Dans une analyse bientôt publiée et que nous avons consultée, l’expert et ses collègues démontrent que des souches du Québec, de l’Ontario et de la Colombie-Britannique ont été transmises à d’autres provinces (sans distinction quant au mode de transport). Des informations incomplètes entravent par ailleurs l’esquisse d’un portrait national. Certaines provinces, notamment l’Alberta et la Saskatchewan, rendent peu de données génétiques publiques.

« Il faut absolument éviter d’introduire au Canada de nouveaux variants qui émergent ailleurs sur la planète, insiste Jeffrey Joy. Mais il faut aussi empêcher les variants déjà présents de se répandre d’une province à une autre. »

Une troisième vague a frappé plusieurs provinces en avril. Le nombre de personnes hospitalisées aux soins intensifs a doublé au pays, atteignant plus de 1400 personnes, un record. Le Québec a maintenu un couvre-feu, l’Ontario a ordonné de rester chez soi et la Colombie-Britannique a interdit les déplacements entre ses régions. Mais les avions ont continué de voler.

L’Alberta a déclaré 32 nouveaux cas de COVID-19 pour 100 000 habitants chaque jour en moyenne en avril. Un niveau jamais atteint par une province depuis le début de la pandémie.

Pendant la même période, plus de 300 avions décollaient chaque semaine de la province pour atterrir ailleurs au pays, notamment à Toronto, à Vancouver, à Kelowna et à Montréal.

Le mois d’avril a aussi été difficile pour l’Ontario, avec une moyenne de 26 nouveaux cas par jour pour 100 000 habitants, le record provincial depuis mars 2020.

Au même moment, plus de 250 vols intérieurs quittaient la province chaque semaine. Les principales destinations étaient Montréal, Calgary, Vancouver et Edmonton.

La troisième vague n’a pas épargné la Colombie-Britannique, avec 19 nouveaux cas pour 100 000 habitants par jour en moyenne en avril - un record ici aussi - et une multiplication des cas du variant P1 (apparu au Brésil).

Quelque 300 avions s'envolaient chaque semaine de la côte ouest vers le reste du pays. Une grande partie se dirigeait vers Calgary. Les autres principales destinations étaient Edmonton, Toronto et Montréal.

Le Québec, pour sa part, a mieux résisté à la troisième vague que les autres provinces. Le nombre de cas quotidiens a malgré tout grimpé à 15 pour 100 000 habitants en avril, en moyenne.

Chaque semaine, 175 avions ont quitté la province pour se rendre dans un aéroport canadien. Les principales destinations étaient Toronto, Vancouver et Ottawa. Mais la province connecte aussi l’est du pays. Nombre de vols se sont aussi rendus à Halifax et Moncton.

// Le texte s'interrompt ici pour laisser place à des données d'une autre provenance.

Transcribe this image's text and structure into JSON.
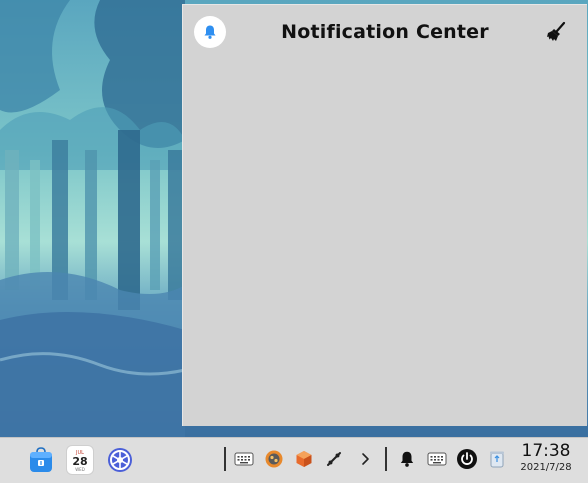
{
  "notification_center": {
    "title": "Notification Center",
    "header_icon": "bell-icon",
    "clear_icon": "broom-icon"
  },
  "taskbar": {
    "apps": [
      {
        "name": "software-store",
        "icon": "store-bag-icon"
      },
      {
        "name": "calendar",
        "icon": "calendar-icon",
        "month": "JUL",
        "day": "28",
        "weekday": "WED"
      },
      {
        "name": "system-settings",
        "icon": "settings-wheel-icon"
      }
    ],
    "tray": [
      {
        "name": "keyboard",
        "icon": "keyboard-icon"
      },
      {
        "name": "network-app",
        "icon": "orange-app-icon"
      },
      {
        "name": "package-app",
        "icon": "box-icon"
      },
      {
        "name": "pen-tool",
        "icon": "pen-icon"
      },
      {
        "name": "expand",
        "icon": "chevron-right-icon"
      },
      {
        "name": "notifications",
        "icon": "bell-icon"
      },
      {
        "name": "input-method",
        "icon": "keyboard-icon"
      },
      {
        "name": "power",
        "icon": "power-icon"
      },
      {
        "name": "trash",
        "icon": "trash-icon"
      }
    ],
    "clock": {
      "time": "17:38",
      "date": "2021/7/28"
    }
  },
  "colors": {
    "panel_bg": "#d3d3d3",
    "taskbar_bg": "#dedede",
    "accent_blue": "#2f8ff0"
  }
}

Bien que des travailleurs soient obligés de se déplacer, « on sait que des gens ont continué de voyager pour des raisons qui n’étaient pas essentielles », affirme Kelley Lee, professeure en sciences de la santé à l’Université Simon Fraser en Colombie-Britannique et experte en mesures transfrontalières en temps de pandémie. « Ça contribue clairement à déplacer les variants dans le pays. Nous n’avons pas besoin d’attendre cinq ans pour en faire l’analyse. Nous le voyons en ce moment. »

Si les vols internationaux comme intérieurs ont chuté de façon vertigineuse au printemps 2020, les vols intérieurs ont progressivement repris du poil de la bête au cours de l’été dernier, jusqu’à atteindre un pic lors des fêtes de fin d’année. Le nombre de vols intérieurs en avril 2021 est 66 % plus bas qu’en 2019, ce qui montre que le trafic aérien n’a pas retrouvé son volume prépandémique. Mais comparativement à avril 2020, au tout début de la crise, il est 42 % plus élevé.

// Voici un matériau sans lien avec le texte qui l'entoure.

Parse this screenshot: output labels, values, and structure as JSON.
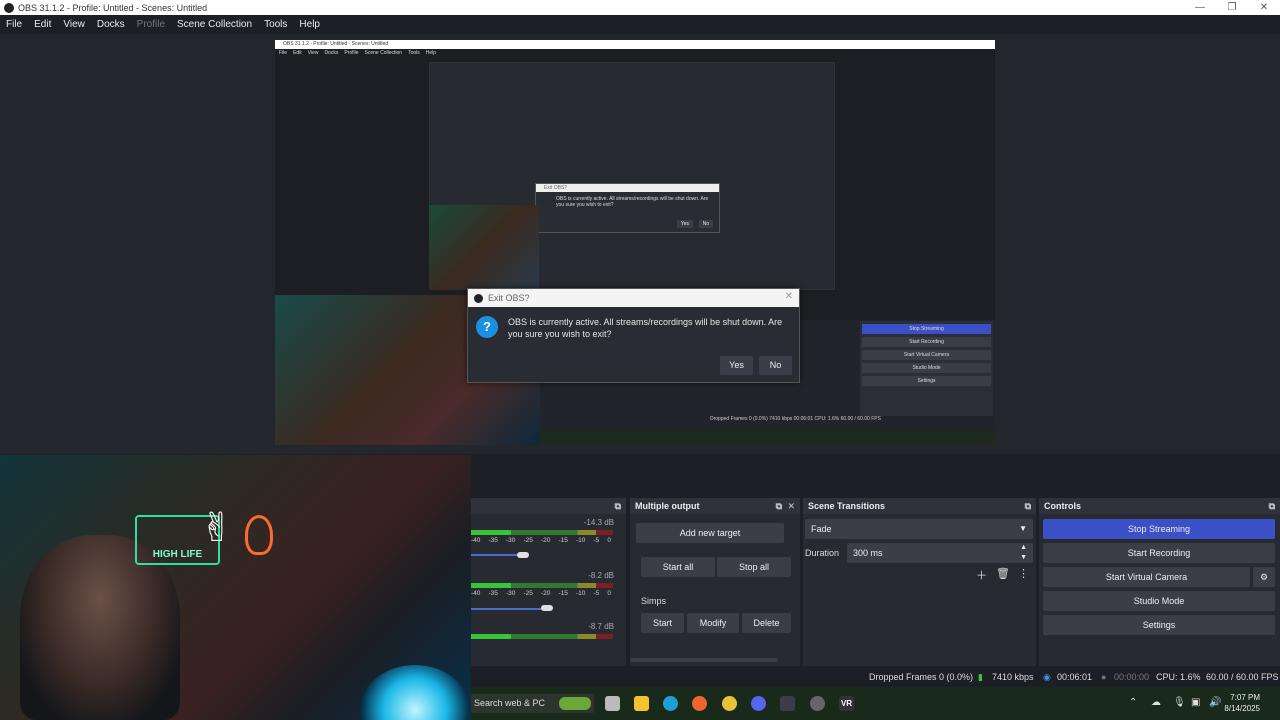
{
  "window": {
    "title": "OBS 31.1.2 - Profile: Untitled - Scenes: Untitled",
    "minimize": "—",
    "maximize": "❐",
    "close": "✕"
  },
  "menu": [
    "File",
    "Edit",
    "View",
    "Docks",
    "Profile",
    "Scene Collection",
    "Tools",
    "Help"
  ],
  "dialog": {
    "title": "Exit OBS?",
    "close": "✕",
    "icon": "?",
    "message": "OBS is currently active. All streams/recordings will be shut down. Are you sure you wish to exit?",
    "yes": "Yes",
    "no": "No"
  },
  "nested": {
    "title": "OBS 31.1.2 - Profile: Untitled - Scenes: Untitled",
    "menu": [
      "File",
      "Edit",
      "View",
      "Docks",
      "Profile",
      "Scene Collection",
      "Tools",
      "Help"
    ],
    "controls": [
      "Stop Streaming",
      "Start Recording",
      "Start Virtual Camera",
      "Studio Mode",
      "Settings"
    ],
    "status": "Dropped Frames 0 (0.0%)   7410 kbps   00:06:01   CPU: 1.6%   60.00 / 60.00 FPS",
    "mini_dialog": {
      "title": "Exit OBS?",
      "message": "OBS is currently active. All streams/recordings will be shut down. Are you sure you wish to exit?",
      "yes": "Yes",
      "no": "No"
    }
  },
  "webcam": {
    "neon_sign": "HIGH LIFE",
    "peace": "✌"
  },
  "audio_mixer": {
    "ticks": [
      "-40",
      "-35",
      "-30",
      "-25",
      "-20",
      "-15",
      "-10",
      "-5",
      "0"
    ],
    "tracks": [
      {
        "db": "-14.3 dB",
        "level": 0.3
      },
      {
        "db": "-8.2 dB",
        "level": 0.3
      },
      {
        "db": "-8.7 dB",
        "level": 0.3
      }
    ]
  },
  "multiple_output": {
    "title": "Multiple output",
    "add_target": "Add new target",
    "start_all": "Start all",
    "stop_all": "Stop all",
    "target_name": "Simps",
    "start": "Start",
    "modify": "Modify",
    "delete": "Delete"
  },
  "scene_transitions": {
    "title": "Scene Transitions",
    "transition": "Fade",
    "duration_label": "Duration",
    "duration_value": "300 ms"
  },
  "controls": {
    "title": "Controls",
    "stop_streaming": "Stop Streaming",
    "start_recording": "Start Recording",
    "start_virtual_camera": "Start Virtual Camera",
    "studio_mode": "Studio Mode",
    "settings": "Settings"
  },
  "status": {
    "dropped_frames": "Dropped Frames 0 (0.0%)",
    "bitrate": "7410 kbps",
    "stream_time": "00:06:01",
    "record_time": "00:00:00",
    "cpu": "CPU: 1.6%",
    "fps": "60.00 / 60.00 FPS"
  },
  "taskbar": {
    "search": "Search web & PC",
    "time": "7:07 PM",
    "date": "8/14/2025",
    "vr_label": "VR"
  },
  "colors": {
    "accent_blue": "#3b4fc7",
    "meter_green": "#37c437",
    "dialog_icon": "#1b8fe0"
  }
}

Nombre de vols quotidiens atterrissant au Canada depuis le 1er janvier 2020

Le variant B.1.1.7 correspond à un variant détecté pour la première fois au Royaume-Uni, le B.1.351 en Afrique du Sud, le P1 au Brésil et le B.1.617 en Inde.

Le 19 avril, l’Ontario a fermé ses frontières terrestres avec ses provinces voisines, interdisant les déplacements non essentiels. Après cette annonce, le Québec a également imposé des contrôles terrestres à sa frontière ontarienne. Mais le nombre de vols atterrissant dans ces deux provinces n’a pas bougé. Les aéroports étant de compétence fédérale, les provinces n’ont aucun pouvoir sur le transport aérien.

Une semaine plus tard, la ministre ontarienne de la Santé, Christine Elliott, a réclamé à Ottawa de rendre obligatoire le dépistage des passagers des vols intérieurs avant leur embarquement. Elle a été suivie quelques jours plus tard par le ministre de la Sécurité publique de la Colombie-Britannique, Mike Farnworth, qui réagissait à une analyse du Globe and Mail sur le nombre de vols intérieurs avec des cas confirmés de COVID-19 à bord.

Nous avons demandé au bureau du premier ministre du Canada, Justin Trudeau, si des mesures pour encadrer les vols intérieurs étaient prévues. La réponse, par courriel, soulignait que les provinces « ont le pouvoir de déterminer qui peut entrer sur leur territoire » et que le fédéral était toujours prêt à aider les provinces et les territoires dans la lutte contre la COVID-19.

« Il y a une déconnexion, un illogisme entre la gestion de la crise qui se fait au niveau national et celle qui se fait au niveau provincial », réagit Benoît Barbeau, professeur en sciences biologiques à l’Université du Québec à Montréal et expert en virologie.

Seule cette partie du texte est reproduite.